The couple hope their frank account of the 12 months following their daughter's death, which starts with the unimaginable phone call telling them their daughter had died, will help other families cope with similar grief.
"The first year was obviously the worst. Although there has been a gradual easing of the pain, Sarah is always with us," Mrs Wilson said.
"I couldn't do anything for the first few months. If I tried to do any committee work or anything, I would just sit there sobbing all the time. It took me a year to get to anything like a normal working pattern.

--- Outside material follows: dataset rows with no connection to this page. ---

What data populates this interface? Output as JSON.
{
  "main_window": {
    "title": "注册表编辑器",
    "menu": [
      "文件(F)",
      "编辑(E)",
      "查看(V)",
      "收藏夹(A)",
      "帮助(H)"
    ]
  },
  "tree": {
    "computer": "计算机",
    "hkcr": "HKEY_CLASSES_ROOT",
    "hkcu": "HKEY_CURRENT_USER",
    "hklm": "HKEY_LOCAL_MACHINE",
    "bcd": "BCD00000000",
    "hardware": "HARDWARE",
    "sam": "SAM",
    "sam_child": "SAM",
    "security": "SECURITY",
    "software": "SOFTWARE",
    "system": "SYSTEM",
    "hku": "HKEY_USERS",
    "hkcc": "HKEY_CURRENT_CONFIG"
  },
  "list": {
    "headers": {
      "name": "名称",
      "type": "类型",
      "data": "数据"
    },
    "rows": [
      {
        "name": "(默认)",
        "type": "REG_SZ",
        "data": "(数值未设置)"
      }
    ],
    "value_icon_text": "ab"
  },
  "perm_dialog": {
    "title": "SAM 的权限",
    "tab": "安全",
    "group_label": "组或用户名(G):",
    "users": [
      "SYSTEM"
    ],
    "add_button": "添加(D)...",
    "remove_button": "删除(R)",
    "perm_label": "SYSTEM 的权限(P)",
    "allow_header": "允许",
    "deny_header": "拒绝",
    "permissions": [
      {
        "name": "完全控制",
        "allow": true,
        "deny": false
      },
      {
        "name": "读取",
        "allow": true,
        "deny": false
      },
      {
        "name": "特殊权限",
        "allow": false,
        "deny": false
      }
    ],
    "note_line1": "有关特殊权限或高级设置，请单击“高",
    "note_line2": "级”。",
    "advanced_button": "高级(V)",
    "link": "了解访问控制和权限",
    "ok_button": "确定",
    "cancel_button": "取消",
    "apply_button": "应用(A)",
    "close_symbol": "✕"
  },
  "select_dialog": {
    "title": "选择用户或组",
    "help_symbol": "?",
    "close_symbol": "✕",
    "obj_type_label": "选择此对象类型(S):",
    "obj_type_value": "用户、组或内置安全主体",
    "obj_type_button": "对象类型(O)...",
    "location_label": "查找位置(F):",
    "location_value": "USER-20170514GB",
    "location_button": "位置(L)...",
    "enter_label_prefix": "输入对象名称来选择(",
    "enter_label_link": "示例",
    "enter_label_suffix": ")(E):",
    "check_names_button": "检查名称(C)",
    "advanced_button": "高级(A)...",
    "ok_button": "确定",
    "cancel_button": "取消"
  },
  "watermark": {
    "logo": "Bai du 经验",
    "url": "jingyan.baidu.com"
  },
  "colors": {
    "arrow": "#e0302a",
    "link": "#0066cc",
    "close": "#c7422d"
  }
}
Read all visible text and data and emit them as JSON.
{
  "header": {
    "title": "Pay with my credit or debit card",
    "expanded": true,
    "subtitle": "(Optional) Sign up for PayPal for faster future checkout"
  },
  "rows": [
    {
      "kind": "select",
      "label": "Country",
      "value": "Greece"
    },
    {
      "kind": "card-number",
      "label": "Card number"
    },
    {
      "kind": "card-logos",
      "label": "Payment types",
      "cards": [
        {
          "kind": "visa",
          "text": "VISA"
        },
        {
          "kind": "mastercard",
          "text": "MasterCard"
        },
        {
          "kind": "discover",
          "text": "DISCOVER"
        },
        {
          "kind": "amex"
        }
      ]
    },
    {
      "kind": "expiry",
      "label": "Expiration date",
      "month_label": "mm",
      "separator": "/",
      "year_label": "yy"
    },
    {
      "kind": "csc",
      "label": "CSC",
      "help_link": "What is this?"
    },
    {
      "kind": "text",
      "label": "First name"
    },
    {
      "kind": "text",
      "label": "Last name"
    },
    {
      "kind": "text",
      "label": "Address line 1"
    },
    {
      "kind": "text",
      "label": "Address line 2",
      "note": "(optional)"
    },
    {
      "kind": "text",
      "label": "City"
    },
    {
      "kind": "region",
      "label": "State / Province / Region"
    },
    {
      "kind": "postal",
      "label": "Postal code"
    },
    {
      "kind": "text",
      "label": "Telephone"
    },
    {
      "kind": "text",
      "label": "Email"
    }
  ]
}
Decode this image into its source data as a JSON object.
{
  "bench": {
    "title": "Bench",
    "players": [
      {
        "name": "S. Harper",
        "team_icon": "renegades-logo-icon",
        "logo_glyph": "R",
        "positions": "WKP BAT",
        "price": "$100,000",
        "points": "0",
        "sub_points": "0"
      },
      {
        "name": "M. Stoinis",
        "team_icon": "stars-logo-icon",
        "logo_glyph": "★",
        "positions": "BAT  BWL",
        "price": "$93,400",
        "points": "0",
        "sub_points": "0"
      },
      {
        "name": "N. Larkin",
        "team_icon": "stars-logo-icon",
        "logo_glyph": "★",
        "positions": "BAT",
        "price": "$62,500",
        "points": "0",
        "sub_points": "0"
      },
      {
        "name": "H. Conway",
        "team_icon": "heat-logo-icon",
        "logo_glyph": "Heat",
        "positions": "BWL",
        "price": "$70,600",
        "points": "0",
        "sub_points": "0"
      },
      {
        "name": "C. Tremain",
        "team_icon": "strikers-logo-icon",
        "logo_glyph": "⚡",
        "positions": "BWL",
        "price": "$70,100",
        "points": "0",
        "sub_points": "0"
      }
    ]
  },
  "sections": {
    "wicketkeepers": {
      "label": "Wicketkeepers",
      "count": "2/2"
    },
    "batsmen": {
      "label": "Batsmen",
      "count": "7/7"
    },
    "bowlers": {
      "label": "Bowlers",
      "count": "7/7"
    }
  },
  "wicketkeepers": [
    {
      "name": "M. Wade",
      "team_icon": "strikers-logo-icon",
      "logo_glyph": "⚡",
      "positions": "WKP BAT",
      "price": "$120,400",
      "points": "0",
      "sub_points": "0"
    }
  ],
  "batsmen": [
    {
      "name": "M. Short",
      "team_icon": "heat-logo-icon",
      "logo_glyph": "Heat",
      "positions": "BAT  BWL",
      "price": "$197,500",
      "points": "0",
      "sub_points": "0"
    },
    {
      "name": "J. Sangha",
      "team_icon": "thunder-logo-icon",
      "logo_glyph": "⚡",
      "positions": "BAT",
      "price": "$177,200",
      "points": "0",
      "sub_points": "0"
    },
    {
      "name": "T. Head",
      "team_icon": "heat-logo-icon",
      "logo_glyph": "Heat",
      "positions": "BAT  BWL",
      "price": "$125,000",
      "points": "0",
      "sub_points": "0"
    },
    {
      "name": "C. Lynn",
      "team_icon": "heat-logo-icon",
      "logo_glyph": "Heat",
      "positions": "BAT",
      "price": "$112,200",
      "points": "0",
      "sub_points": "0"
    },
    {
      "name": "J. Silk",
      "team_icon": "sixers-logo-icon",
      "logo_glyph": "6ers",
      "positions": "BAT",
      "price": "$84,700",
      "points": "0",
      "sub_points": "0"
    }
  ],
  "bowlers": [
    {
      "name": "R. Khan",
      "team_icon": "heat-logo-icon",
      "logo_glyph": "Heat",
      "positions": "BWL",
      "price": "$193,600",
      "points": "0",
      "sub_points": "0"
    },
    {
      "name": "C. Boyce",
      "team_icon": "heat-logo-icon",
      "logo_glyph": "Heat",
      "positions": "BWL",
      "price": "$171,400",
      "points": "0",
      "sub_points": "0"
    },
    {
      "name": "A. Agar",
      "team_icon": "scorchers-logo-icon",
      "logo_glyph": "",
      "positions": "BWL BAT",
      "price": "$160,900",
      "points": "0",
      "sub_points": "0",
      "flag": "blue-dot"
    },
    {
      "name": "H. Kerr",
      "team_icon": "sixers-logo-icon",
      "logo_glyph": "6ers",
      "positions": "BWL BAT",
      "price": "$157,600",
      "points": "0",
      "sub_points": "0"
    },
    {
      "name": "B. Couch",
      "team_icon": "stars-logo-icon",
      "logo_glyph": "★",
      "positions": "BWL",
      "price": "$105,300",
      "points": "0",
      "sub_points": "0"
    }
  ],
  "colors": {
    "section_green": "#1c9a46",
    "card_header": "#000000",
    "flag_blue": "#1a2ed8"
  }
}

"We wanted to write the book as a memorial for Sarah and I think she would have approved. After she died, I was desperate to read things about bereavement especially for parents.
"There was nothing like this diary out there, especially as we are atheists - it was usually from the religious point of view.
"We could never have a funeral because her body was not found. This was hard at the beginning but the worst thing was that we didn't have her."
The couple are urging people to buy First Year, Worst Year from www.amazon.co.uk, which has pledged to make a donation to The Compassionate Friends, a support charity for families who have lost a child, for every copy of the book sold.